How to demonstrate the effectiveness of an algorithm?

45 Views Asked by At

I've written an algorithm to solve the following problem:

Goal:

We're given an $m\times n$ matrix of random values picked from a Gaussian distribution with $\mu = 0$ and a known value for $\sigma$.

Iterate simultaneously through all $n$ columns of the matrix until you encounter the first value greater than or equal to some threshold value $t$. Continue iterating in the remaining $n-1$ columns until you've found a second value exceeding threshold $t$ OR you reach some maximum number of rows $r_{max}$ from the first found value.

If you find a second value, continue iterating in the remaining $n-2$ columns until you find a third value exceeding that threshold value $t$ OR you reach the maximum number of rows $r_{max}$ from the first found value. If you don't, continue iterating from this point until you again find some value exceeding threshold $t$, and repeat this process.

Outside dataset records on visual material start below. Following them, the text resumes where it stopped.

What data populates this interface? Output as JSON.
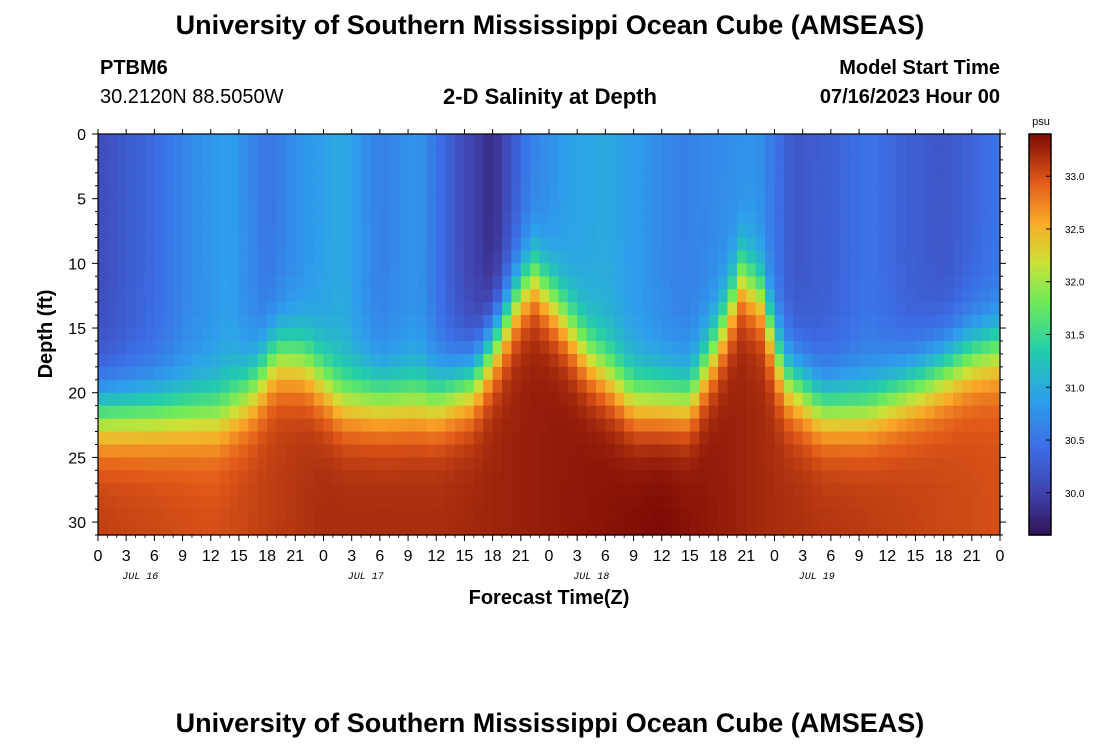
{
  "header": {
    "title": "University of Southern Mississippi Ocean Cube (AMSEAS)",
    "station_id": "PTBM6",
    "coordinates": "30.2120N  88.5050W",
    "chart_title": "2-D Salinity at Depth",
    "model_start_label": "Model Start Time",
    "model_start_value": "07/16/2023 Hour 00"
  },
  "footer": {
    "title": "University of Southern Mississippi Ocean Cube (AMSEAS)"
  },
  "chart_data": {
    "type": "heatmap",
    "title": "2-D Salinity at Depth",
    "xlabel": "Forecast Time(Z)",
    "ylabel": "Depth (ft)",
    "x_range_hours": [
      0,
      96
    ],
    "ylim": [
      0,
      31
    ],
    "x_tick_labels": [
      "0",
      "3",
      "6",
      "9",
      "12",
      "15",
      "18",
      "21",
      "0",
      "3",
      "6",
      "9",
      "12",
      "15",
      "18",
      "21",
      "0",
      "3",
      "6",
      "9",
      "12",
      "15",
      "18",
      "21",
      "0",
      "3",
      "6",
      "9",
      "12",
      "15",
      "18",
      "21",
      "0"
    ],
    "day_labels": [
      "JUL 16",
      "JUL 17",
      "JUL 18",
      "JUL 19"
    ],
    "y_ticks": [
      0,
      5,
      10,
      15,
      20,
      25,
      30
    ],
    "colorbar": {
      "unit": "psu",
      "range": [
        29.6,
        33.4
      ],
      "ticks": [
        30.0,
        30.5,
        31.0,
        31.5,
        32.0,
        32.5,
        33.0
      ],
      "tick_labels": [
        "30.0",
        "30.5",
        "31.0",
        "31.5",
        "32.0",
        "32.5",
        "33.0"
      ]
    },
    "halocline_depth_ft": [
      {
        "hour": 0,
        "depth": 21.5
      },
      {
        "hour": 8,
        "depth": 21.5
      },
      {
        "hour": 13,
        "depth": 21.5
      },
      {
        "hour": 16,
        "depth": 20
      },
      {
        "hour": 19,
        "depth": 17
      },
      {
        "hour": 22,
        "depth": 17.5
      },
      {
        "hour": 26,
        "depth": 20.5
      },
      {
        "hour": 31,
        "depth": 20.5
      },
      {
        "hour": 36,
        "depth": 20.5
      },
      {
        "hour": 40,
        "depth": 19
      },
      {
        "hour": 43,
        "depth": 15
      },
      {
        "hour": 45,
        "depth": 12
      },
      {
        "hour": 46.5,
        "depth": 11
      },
      {
        "hour": 49,
        "depth": 13.5
      },
      {
        "hour": 52,
        "depth": 17
      },
      {
        "hour": 57,
        "depth": 20.5
      },
      {
        "hour": 63,
        "depth": 20.5
      },
      {
        "hour": 66,
        "depth": 16
      },
      {
        "hour": 68.5,
        "depth": 11
      },
      {
        "hour": 70.5,
        "depth": 12.5
      },
      {
        "hour": 73,
        "depth": 18.5
      },
      {
        "hour": 77,
        "depth": 21
      },
      {
        "hour": 82,
        "depth": 21
      },
      {
        "hour": 88,
        "depth": 19
      },
      {
        "hour": 93,
        "depth": 17
      },
      {
        "hour": 96,
        "depth": 16.5
      }
    ],
    "surface_salinity_psu": [
      {
        "hour": 0,
        "value": 30.1
      },
      {
        "hour": 6,
        "value": 30.4
      },
      {
        "hour": 10,
        "value": 30.7
      },
      {
        "hour": 14,
        "value": 30.9
      },
      {
        "hour": 18,
        "value": 30.5
      },
      {
        "hour": 22,
        "value": 30.8
      },
      {
        "hour": 26,
        "value": 31.0
      },
      {
        "hour": 30,
        "value": 30.6
      },
      {
        "hour": 34,
        "value": 30.8
      },
      {
        "hour": 38,
        "value": 30.2
      },
      {
        "hour": 42,
        "value": 29.8
      },
      {
        "hour": 46,
        "value": 30.6
      },
      {
        "hour": 50,
        "value": 30.9
      },
      {
        "hour": 54,
        "value": 31.0
      },
      {
        "hour": 58,
        "value": 30.8
      },
      {
        "hour": 62,
        "value": 30.6
      },
      {
        "hour": 66,
        "value": 30.7
      },
      {
        "hour": 70,
        "value": 30.8
      },
      {
        "hour": 74,
        "value": 30.2
      },
      {
        "hour": 78,
        "value": 30.3
      },
      {
        "hour": 82,
        "value": 30.5
      },
      {
        "hour": 86,
        "value": 30.3
      },
      {
        "hour": 90,
        "value": 30.2
      },
      {
        "hour": 94,
        "value": 30.4
      },
      {
        "hour": 96,
        "value": 30.5
      }
    ],
    "bottom_salinity_psu": [
      {
        "hour": 0,
        "value": 33.1
      },
      {
        "hour": 12,
        "value": 33.0
      },
      {
        "hour": 24,
        "value": 33.2
      },
      {
        "hour": 36,
        "value": 33.2
      },
      {
        "hour": 48,
        "value": 33.3
      },
      {
        "hour": 60,
        "value": 33.4
      },
      {
        "hour": 72,
        "value": 33.2
      },
      {
        "hour": 84,
        "value": 33.1
      },
      {
        "hour": 96,
        "value": 33.0
      }
    ]
  }
}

If you find a third value, add one to a counter. If you don't find a third value, start over with the new first value picked to be the second found value.

Note that one row can contribute more than one value. So, if the first row has three values exceeding the threshold, we add one to the counter and continue iterating from there until we again find a value exceeding threshold $t$, and we repeat the process. Or, the first row might contribute $2$ values, and the second row $1$. Or one row might contribute $8$ values. That still counts. Each value has to be contributed by a unique column, however.

My Problem:

I've written an algorithm for this (which can be found here, if it should prove useful in answering my question). My problem is, I now need to verify that it works as expected.

Normally, I'd test something like this by producing a small test case, hand-counting the instances, and comparing that to the algorithm's results. With this, however, in order to produce a test case large enough to be useful, there need be so many values that it is impractical to hand-count.

I've tried feeding the algorithm a matrix with some strawman values for $t$ and $r_{max}$, and comparing the count it produces to a count of total the number of values in the matrix exceeding the $t$. The count seemed reasonable to me, but I can't be sure and it isn't sufficient to go off a 'hunch'.


Is there an effective way to test this algorithm? Perhaps the fact that the values are picked from a Gaussian may allow for such a test (I know a lot mpressive things can be done with statistics)? I know programs can be proved using tools like Coq, but my knowledge of that sort of thing is entirely superficial and I'm not sure where I'd begin (and, in any case, that might be overdoing it?).